一阵酸腥味顺着风飘过来。
孩子的哭声从某间屋里传出,很快被大人的呵斥压下。
刚才那个抱孩子的年轻女人没有再出现。
可她那双欲言又止的眼睛,还留在沈兆宁脑子里。
他低声道。
“他们不是不怕。”
小周看他。
沈兆宁道。
“他们是怕被骗。”
“怕花钱。”
“怕孩子出去一趟,回来更差。”
“也怕承认自己吃了几十年的东西有问题。

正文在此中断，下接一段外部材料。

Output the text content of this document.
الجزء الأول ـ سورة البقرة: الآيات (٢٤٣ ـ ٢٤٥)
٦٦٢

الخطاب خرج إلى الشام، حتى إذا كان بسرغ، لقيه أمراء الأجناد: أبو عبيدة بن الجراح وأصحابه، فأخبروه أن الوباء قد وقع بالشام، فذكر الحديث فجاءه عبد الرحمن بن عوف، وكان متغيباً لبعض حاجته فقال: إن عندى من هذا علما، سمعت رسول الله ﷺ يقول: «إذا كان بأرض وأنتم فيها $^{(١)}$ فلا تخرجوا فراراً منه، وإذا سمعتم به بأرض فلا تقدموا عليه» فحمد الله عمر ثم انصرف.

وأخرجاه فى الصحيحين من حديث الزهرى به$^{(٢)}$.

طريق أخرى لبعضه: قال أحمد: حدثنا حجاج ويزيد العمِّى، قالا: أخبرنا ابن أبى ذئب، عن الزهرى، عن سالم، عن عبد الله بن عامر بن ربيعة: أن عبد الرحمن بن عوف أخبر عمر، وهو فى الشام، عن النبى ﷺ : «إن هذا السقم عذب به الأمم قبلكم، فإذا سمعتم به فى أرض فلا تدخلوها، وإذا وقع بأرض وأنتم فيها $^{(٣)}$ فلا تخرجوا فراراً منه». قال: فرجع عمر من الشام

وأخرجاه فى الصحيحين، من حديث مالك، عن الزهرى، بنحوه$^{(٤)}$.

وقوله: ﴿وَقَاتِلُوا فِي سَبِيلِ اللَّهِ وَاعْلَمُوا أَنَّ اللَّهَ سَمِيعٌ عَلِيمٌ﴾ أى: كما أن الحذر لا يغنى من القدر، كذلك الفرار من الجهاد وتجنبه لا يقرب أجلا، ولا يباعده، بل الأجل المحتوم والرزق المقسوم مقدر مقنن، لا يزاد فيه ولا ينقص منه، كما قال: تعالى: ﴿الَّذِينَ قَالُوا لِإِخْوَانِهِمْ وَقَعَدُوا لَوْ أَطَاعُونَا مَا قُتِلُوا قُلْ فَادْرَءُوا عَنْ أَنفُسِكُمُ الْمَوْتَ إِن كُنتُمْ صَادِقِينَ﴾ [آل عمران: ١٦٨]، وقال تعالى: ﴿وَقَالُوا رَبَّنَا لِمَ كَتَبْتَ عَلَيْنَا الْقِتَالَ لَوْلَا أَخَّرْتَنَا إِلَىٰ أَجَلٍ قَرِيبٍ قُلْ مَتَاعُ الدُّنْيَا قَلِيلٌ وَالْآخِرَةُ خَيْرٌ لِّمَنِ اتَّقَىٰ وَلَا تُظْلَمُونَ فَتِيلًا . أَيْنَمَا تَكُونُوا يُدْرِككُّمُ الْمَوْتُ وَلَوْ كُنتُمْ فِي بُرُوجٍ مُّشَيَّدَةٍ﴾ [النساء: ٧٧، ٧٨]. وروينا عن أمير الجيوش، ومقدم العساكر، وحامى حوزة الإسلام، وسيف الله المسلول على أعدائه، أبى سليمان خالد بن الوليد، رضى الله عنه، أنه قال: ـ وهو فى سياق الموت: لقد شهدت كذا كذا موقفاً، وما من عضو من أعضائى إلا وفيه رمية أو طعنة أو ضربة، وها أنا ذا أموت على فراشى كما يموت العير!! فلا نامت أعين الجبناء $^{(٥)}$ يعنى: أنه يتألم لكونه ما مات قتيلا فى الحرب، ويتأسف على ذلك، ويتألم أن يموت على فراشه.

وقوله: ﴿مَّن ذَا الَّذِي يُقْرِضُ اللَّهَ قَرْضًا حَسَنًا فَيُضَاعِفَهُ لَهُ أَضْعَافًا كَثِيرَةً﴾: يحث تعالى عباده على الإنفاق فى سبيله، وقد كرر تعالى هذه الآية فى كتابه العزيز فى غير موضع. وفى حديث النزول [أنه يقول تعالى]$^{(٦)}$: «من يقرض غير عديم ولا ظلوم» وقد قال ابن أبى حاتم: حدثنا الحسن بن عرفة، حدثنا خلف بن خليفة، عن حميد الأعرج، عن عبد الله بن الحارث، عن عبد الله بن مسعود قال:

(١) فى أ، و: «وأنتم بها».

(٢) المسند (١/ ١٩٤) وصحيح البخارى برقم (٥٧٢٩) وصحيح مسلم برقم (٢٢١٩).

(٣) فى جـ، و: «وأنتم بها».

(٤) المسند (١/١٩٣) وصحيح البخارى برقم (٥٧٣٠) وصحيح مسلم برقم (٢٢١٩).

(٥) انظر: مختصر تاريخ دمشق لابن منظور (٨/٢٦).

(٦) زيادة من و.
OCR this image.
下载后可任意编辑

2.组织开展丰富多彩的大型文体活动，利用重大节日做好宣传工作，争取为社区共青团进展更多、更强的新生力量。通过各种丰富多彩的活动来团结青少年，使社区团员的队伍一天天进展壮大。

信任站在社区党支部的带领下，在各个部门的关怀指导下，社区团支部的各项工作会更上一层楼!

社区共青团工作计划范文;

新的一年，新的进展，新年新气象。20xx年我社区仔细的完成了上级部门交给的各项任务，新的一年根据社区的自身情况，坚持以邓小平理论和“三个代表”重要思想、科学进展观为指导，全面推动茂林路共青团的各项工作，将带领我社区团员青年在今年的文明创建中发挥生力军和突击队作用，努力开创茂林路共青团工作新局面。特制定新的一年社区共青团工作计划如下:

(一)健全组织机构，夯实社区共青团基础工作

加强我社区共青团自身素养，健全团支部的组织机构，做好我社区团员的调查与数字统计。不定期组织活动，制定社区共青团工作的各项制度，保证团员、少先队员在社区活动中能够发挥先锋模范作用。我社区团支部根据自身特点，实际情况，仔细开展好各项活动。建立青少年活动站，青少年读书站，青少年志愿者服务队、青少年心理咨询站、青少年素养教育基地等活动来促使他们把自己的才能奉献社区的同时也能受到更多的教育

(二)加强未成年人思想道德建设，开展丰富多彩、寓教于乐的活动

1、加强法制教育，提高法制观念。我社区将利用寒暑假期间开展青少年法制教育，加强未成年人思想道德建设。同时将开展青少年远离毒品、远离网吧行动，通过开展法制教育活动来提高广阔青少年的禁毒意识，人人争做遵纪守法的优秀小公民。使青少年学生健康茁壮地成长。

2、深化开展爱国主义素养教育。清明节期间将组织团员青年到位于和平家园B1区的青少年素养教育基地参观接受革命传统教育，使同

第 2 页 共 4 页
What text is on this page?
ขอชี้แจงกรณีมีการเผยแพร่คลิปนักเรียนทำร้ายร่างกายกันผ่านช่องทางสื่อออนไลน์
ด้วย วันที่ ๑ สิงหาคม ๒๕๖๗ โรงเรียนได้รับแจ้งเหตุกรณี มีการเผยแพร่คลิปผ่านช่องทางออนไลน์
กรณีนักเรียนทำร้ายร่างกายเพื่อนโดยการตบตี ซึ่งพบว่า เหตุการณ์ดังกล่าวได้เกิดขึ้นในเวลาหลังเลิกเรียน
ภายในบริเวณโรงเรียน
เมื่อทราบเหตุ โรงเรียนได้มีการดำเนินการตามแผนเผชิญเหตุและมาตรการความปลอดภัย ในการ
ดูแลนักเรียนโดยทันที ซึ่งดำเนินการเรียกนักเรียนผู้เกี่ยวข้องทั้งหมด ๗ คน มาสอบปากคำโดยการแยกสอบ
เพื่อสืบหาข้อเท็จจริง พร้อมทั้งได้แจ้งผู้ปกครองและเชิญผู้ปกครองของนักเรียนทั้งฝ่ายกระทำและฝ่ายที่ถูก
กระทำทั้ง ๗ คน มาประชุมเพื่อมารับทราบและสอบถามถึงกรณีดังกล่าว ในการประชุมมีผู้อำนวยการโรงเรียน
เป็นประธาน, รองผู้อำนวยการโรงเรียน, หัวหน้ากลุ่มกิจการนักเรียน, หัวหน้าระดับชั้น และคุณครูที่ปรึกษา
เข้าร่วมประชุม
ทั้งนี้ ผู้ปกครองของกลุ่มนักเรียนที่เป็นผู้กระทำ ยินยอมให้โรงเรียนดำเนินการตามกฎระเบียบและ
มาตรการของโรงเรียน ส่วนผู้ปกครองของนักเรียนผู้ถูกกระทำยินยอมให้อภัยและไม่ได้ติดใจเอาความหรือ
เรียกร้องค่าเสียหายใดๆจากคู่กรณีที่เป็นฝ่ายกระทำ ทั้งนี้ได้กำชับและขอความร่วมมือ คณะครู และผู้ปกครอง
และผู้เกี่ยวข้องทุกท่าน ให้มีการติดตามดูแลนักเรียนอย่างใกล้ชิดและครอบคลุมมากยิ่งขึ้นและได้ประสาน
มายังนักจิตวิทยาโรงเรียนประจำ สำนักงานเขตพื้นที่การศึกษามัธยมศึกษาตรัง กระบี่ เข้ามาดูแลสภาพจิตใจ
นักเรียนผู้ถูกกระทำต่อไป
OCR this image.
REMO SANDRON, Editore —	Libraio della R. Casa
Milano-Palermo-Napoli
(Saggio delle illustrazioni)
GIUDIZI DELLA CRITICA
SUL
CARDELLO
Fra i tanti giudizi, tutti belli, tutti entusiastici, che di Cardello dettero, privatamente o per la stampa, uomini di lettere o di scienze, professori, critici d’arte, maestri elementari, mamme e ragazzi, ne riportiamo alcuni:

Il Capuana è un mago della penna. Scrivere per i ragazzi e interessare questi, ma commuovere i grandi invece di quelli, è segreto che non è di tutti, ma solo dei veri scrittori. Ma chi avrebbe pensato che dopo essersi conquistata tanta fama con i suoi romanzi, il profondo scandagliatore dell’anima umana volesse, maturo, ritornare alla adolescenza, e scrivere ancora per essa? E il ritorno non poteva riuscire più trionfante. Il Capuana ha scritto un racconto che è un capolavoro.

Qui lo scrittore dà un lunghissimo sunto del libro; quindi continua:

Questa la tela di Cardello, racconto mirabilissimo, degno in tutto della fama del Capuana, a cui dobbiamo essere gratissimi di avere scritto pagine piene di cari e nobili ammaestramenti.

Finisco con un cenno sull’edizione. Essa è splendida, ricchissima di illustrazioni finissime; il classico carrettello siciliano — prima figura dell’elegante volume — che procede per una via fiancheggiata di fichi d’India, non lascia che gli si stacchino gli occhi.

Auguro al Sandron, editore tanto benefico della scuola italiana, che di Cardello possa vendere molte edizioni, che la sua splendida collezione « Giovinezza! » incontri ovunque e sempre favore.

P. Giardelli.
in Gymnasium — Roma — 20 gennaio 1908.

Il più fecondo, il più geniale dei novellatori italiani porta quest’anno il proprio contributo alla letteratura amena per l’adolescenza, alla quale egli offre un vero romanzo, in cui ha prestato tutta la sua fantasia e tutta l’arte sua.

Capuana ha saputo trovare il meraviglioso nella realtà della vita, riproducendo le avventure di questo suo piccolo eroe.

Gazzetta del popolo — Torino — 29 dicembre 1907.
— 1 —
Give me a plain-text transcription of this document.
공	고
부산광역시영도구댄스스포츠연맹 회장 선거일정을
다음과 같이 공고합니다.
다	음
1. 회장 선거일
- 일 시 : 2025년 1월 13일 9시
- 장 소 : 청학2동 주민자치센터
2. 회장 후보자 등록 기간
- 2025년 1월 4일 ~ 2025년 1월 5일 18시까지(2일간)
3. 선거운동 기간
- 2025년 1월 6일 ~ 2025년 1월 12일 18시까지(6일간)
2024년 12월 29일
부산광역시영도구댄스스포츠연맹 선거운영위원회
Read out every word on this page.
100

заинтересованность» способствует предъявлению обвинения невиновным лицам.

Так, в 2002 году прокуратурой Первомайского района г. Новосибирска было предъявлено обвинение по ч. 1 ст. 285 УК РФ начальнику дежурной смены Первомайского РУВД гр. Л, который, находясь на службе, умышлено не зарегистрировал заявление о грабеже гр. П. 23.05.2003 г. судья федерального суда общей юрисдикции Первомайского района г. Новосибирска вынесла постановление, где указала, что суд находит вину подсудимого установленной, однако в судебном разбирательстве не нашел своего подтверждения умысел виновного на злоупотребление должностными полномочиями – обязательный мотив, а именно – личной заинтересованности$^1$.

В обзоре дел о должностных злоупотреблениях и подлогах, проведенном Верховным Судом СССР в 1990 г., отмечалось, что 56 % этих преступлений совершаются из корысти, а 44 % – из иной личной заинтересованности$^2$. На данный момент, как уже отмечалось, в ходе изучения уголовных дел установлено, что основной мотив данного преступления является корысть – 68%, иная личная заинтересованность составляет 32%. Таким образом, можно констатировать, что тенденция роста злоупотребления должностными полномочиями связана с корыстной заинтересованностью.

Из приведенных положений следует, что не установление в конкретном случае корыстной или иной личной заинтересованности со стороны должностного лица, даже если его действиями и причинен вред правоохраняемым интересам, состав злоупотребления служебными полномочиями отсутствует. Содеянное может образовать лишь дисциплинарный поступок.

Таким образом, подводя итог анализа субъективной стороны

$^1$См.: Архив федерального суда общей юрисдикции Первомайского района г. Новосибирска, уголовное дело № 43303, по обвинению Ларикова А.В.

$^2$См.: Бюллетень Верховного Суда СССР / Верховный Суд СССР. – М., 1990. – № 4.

”
他说完,自己都沉默了。
这些话,像是在说青石寨。
也像是在说曾经的他自己。
当真相刺痛一个人的自尊时,人会本能地反抗。
当真相刺痛一个寨子的传统时,反抗只会更凶。
……
林长生坐到竹楼门槛上。
旧皮箱放在手边。
门外是潮湿的泥地。
再远处,是破败的青石寨。
夕阳没有完全落下,但山里已经暗得很快。
炊烟从寨子屋顶升起来,一缕接一缕。
在暮色里,看着竟有一点平和。
如果没有苏晚的笔记本。
如果没有那六个黑框。
如果没有山口那个腹部隆起的孩子。
也许外人看见这炊烟,会以为这只是一个贫穷但平静的山寨。
林长生没有说话。
他看着炊烟,看了很久。
小周不敢再问。
沈兆宁也没有说话。
他忽然意识到,林长生也不是万能到一句话就能让所有人醒过来。
在清溪镇,林长生能用医术压住所有质疑。
在这里,质疑不是来自医学。
是来自贫穷、失败、恐惧、排外和祖祖辈辈传下来的吃法。
虫子能从人身体里驱出来。
可这些东西,扎在人心里,未必比虫浅。
林长生坐在竹楼门槛上。
茶杯里的水早已经凉了。
他却一直没有喝。
风从竹林里穿过,带来一阵沙沙声。
远处寨子里,那个叫阿山的小男孩又从土墙后探出头。
他远远看了林长生一眼。
只一眼,便又缩了回去。
林长生看见了。
他的目光微微一动。
可最终,他仍旧坐在那里,没有起身。
因为他知道,今天若硬闯过去,只会把那扇刚露出缝的门彻底关死。
山风越来越冷。
破竹楼里,药箱上的白色标签轻轻晃动。
林长生望着青石寨深处,第一次沉默了很久。